Related Family Law Cases Released in May 2022:
Dependency // Truancy
In the Interest of B.M.R., a child, Case No. A22A0092, Georgia Court of Appeals, May 4, 2022.
Upon clear and convincing evidence that a child is dependent, the juvenile court may remove the child from a parent or guardian, and place the child in the protective custody of DFCS. In relevant part, a child is dependent if s/he has been abused or neglected, and in need of the court’s protection. A failure to provide proper parental care or control, subsistence, education or other care may constitute negligence. In the instant case, the child’s high number of unexcused absences and long periods of missed school, and the Grandmother/guardian’s unwillingness to address the truancy was clear and convincing evidence of negligence sufficient to remove the child from Grandmother’s custody.
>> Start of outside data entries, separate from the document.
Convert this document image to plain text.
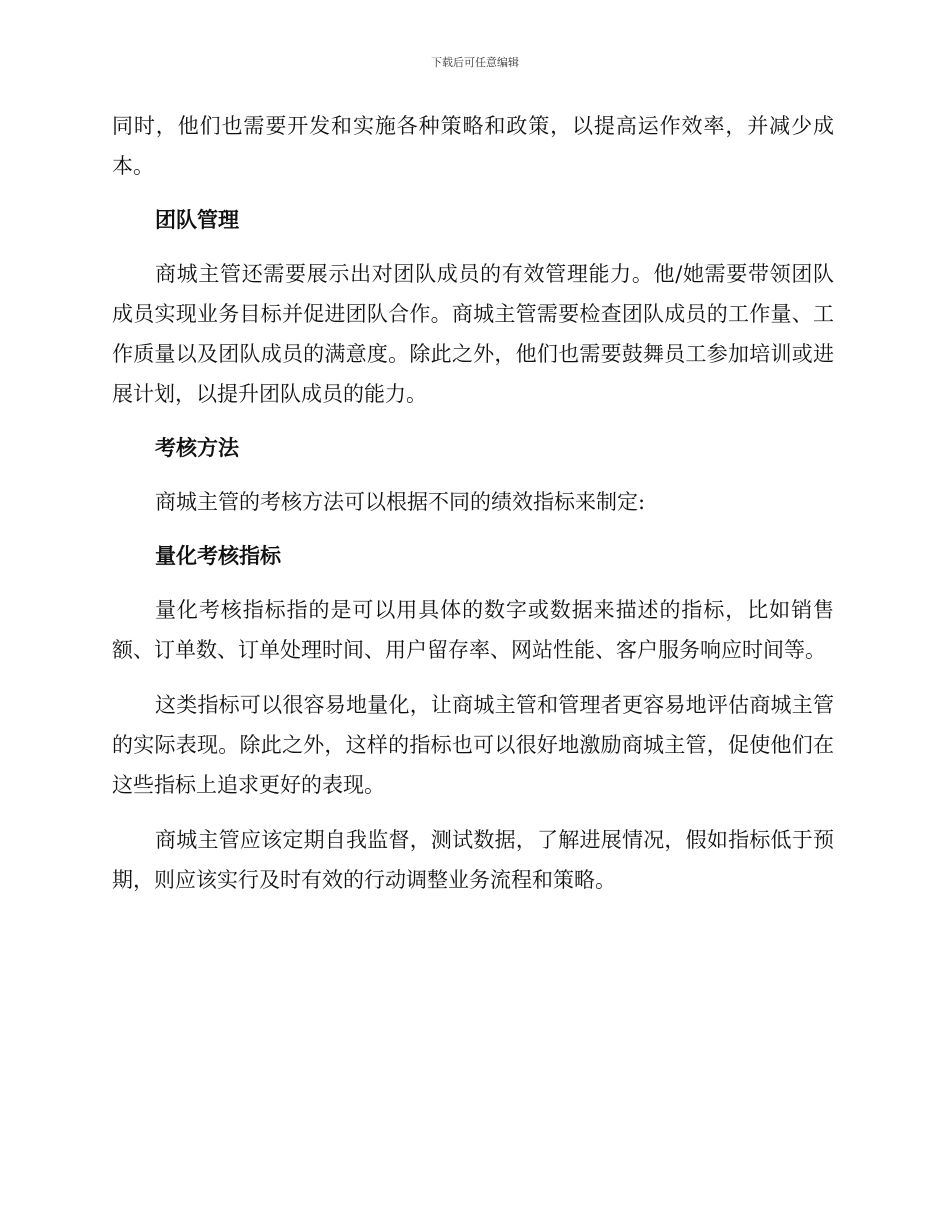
下载后可任意编辑

同时，他们也需要开发和实施各种策略和政策，以提高运作效率，并减少成本。

团队管理

商城主管还需要展示出对团队成员的有效管理能力。他/她需要带领团队成员实现业务目标并促进团队合作。商城主管需要检查团队成员的工作量、工作质量以及团队成员的满意度。除此之外，他们也需要鼓舞员工参加培训或进展计划，以提升团队成员的能力。

考核方法

商城主管的考核方法可以根据不同的绩效指标来制定:

量化考核指标

量化考核指标指的是可以用具体的数字或数据来描述的指标，比如销售额、订单数、订单处理时间、用户留存率、网站性能、客户服务响应时间等。

这类指标可以很容易地量化，让商城主管和管理者更容易地评估商城主管的实际表现。除此之外，这样的指标也可以很好地激励商城主管，促使他们在这些指标上追求更好的表现。

商城主管应该定期自我监督，测试数据，了解进展情况，假如指标低于预期，则应该实行及时有效的行动调整业务流程和策略。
Dependency // Right to an Attorney
In the Interest of N.C. et al., children, Case No. A22A0554, Georgia Court of Appeals, May 11, 2022.
In a dependency action, the parties and the children have the right to an attorney at all stages of the proceedings. O.C.G.A. §15-11-103(a). A parent proceeding pro se is obligated to comply with Court rules to enable the Court to determine the basis and substance of the issues on appeal. In the instant case, the mother did not meet her burden of showing fraud or reversible error in the lower court.